How complex was Kipling’s relationship to his native India? Marking the first signs of a setting sun for the British Empire, Rudyard Kipling’s Traffic and Discoveries shows the author grappling with new technology and new politics, all while retaining his supremely keen eye for vivid imagery and sensory detail. An annotated manuscript of the work, which Kipling gave to the University in 1907, provides precious insight into his creative process.
Doors open for a light reception at 5 PM.
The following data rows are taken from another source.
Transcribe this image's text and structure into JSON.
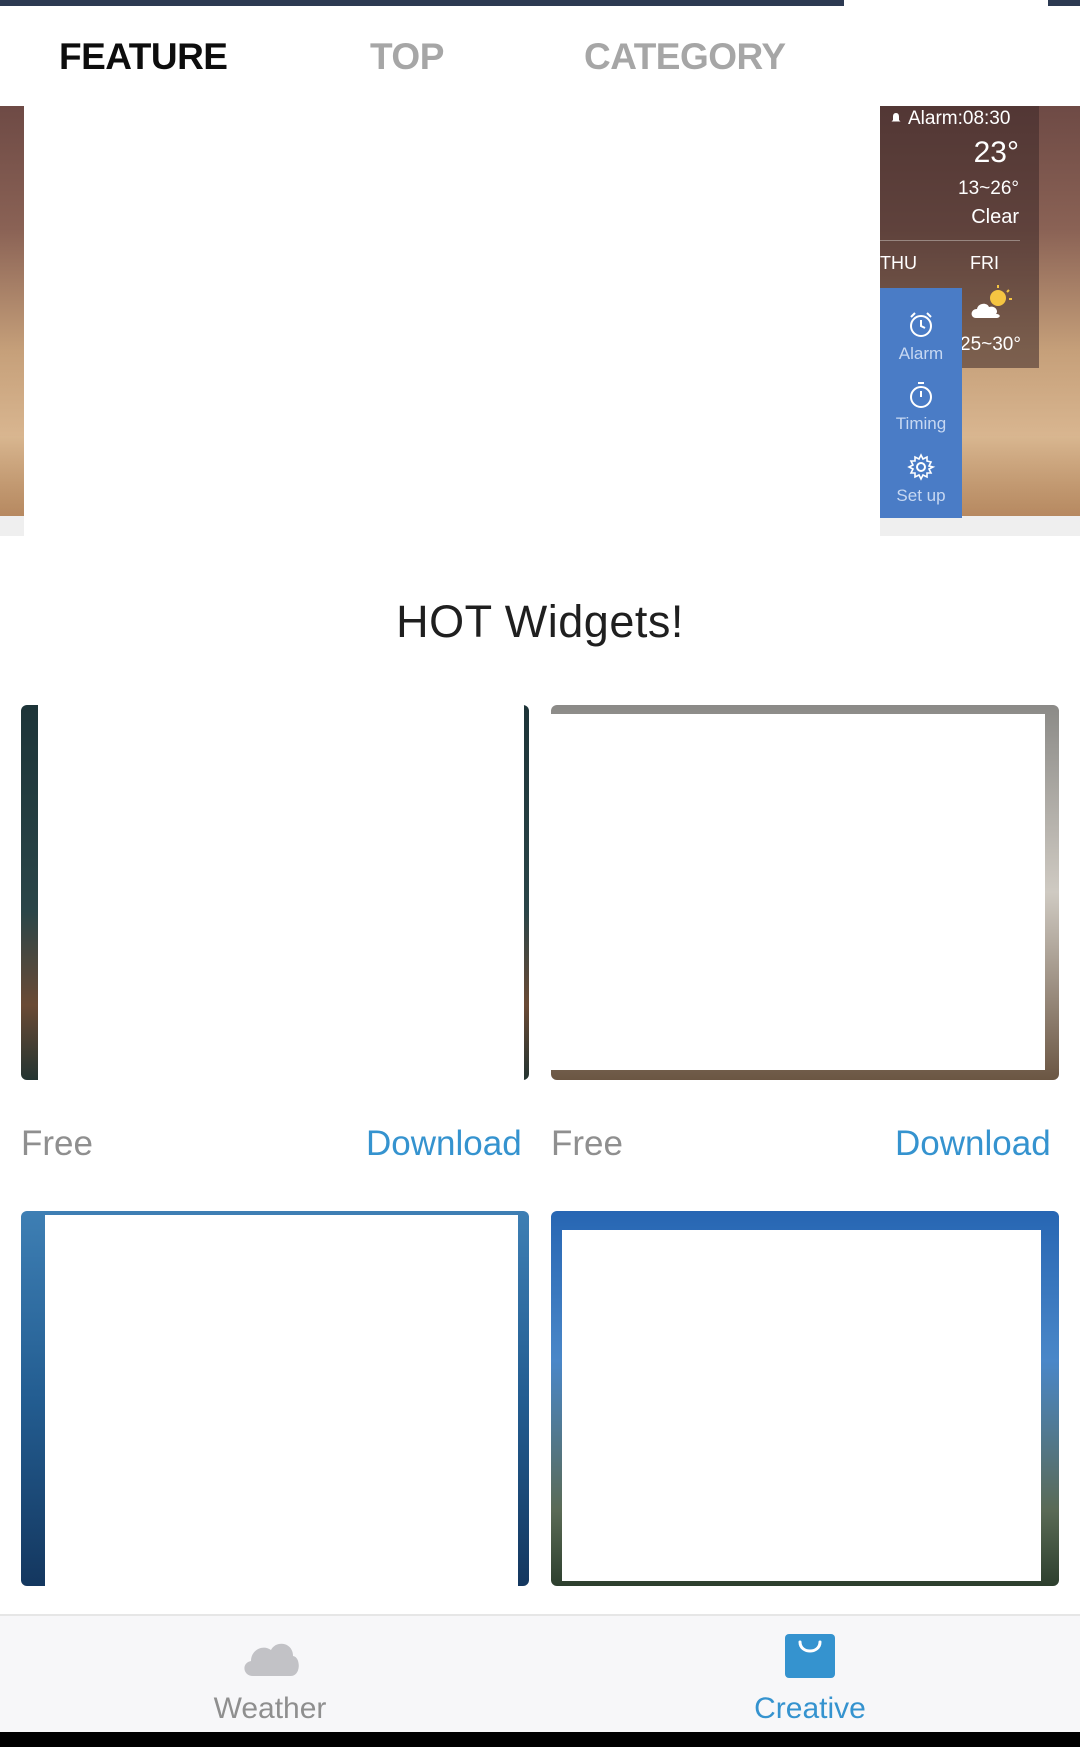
{
  "tabs": [
    {
      "label": "FEATURE",
      "active": true
    },
    {
      "label": "TOP",
      "active": false
    },
    {
      "label": "CATEGORY",
      "active": false
    }
  ],
  "banner": {
    "weather_widget": {
      "alarm": "Alarm:08:30",
      "temperature": "23°",
      "range": "13~26°",
      "condition": "Clear",
      "days": [
        "THU",
        "FRI"
      ],
      "fri_range": "25~30°"
    },
    "side_menu": [
      {
        "label": "Alarm",
        "icon": "alarm-icon"
      },
      {
        "label": "Timing",
        "icon": "timer-icon"
      },
      {
        "label": "Set up",
        "icon": "gear-icon"
      }
    ]
  },
  "section_title": "HOT Widgets!",
  "widgets": [
    {
      "price": "Free",
      "action": "Download"
    },
    {
      "price": "Free",
      "action": "Download"
    }
  ],
  "bottom_nav": [
    {
      "label": "Weather",
      "icon": "cloud-icon",
      "active": false
    },
    {
      "label": "Creative",
      "icon": "shopping-bag-icon",
      "active": true
    }
  ],
  "colors": {
    "accent": "#3593cf",
    "tab_active": "#0d0d0d",
    "tab_inactive": "#a6a6a6",
    "menu_bg": "#4a7cc6"
  }
}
This event is presented in collaboration with the Friends of the McGill Library
Anita Rau Badami is the author of four novels: Tamarind Mem, The Hero’s Walk, Can You Hear the Nightbird Call?, and Tell it to the Trees. Anita’s books are critically acclaimed and have been published in several languages across the world. She is the recipient of awards including the Marian Engel Prize, the Regional Commonwealth Award, and the Premio Berto Prize for International Literature. Her books have been nominated for various other awards such as the Orange Prize (now the Women’s Prize for Fiction), the Kiriyama Prize, and the IMPAC Dublin Prize for literature. Her second novel The Hero’s Walk was a Canada Reads 2016 finalist. Anita is currently working on her fifth novel “The Reason Why” which will, hopefully, be out in 2020.
Alberto Manguel is an Argentinian-Canadian writer, translator, editor and critic, born in Buenos Aires in 1948. He has published several novels, and non-fiction, including Packing My Library, Curiosity, With Borges, A History of Reading, The Library at Night and (together with Gianni Guadalupi) The Dictionary of Imaginary Places. He has received numerous international awards, among others the Commander of the Order of Arts & Letters from France, the Formentor Prize and the Alfonso Reyes Prize in 2017, and the Gutenberg Prize 2018. He is doctor honoris causa of the universities of Ottawa and York in Canada, and Liège in Belgium and Anglo Ruskin in Cambridge, UK. Until August of 2018 he was the director of the National Library of Argentina.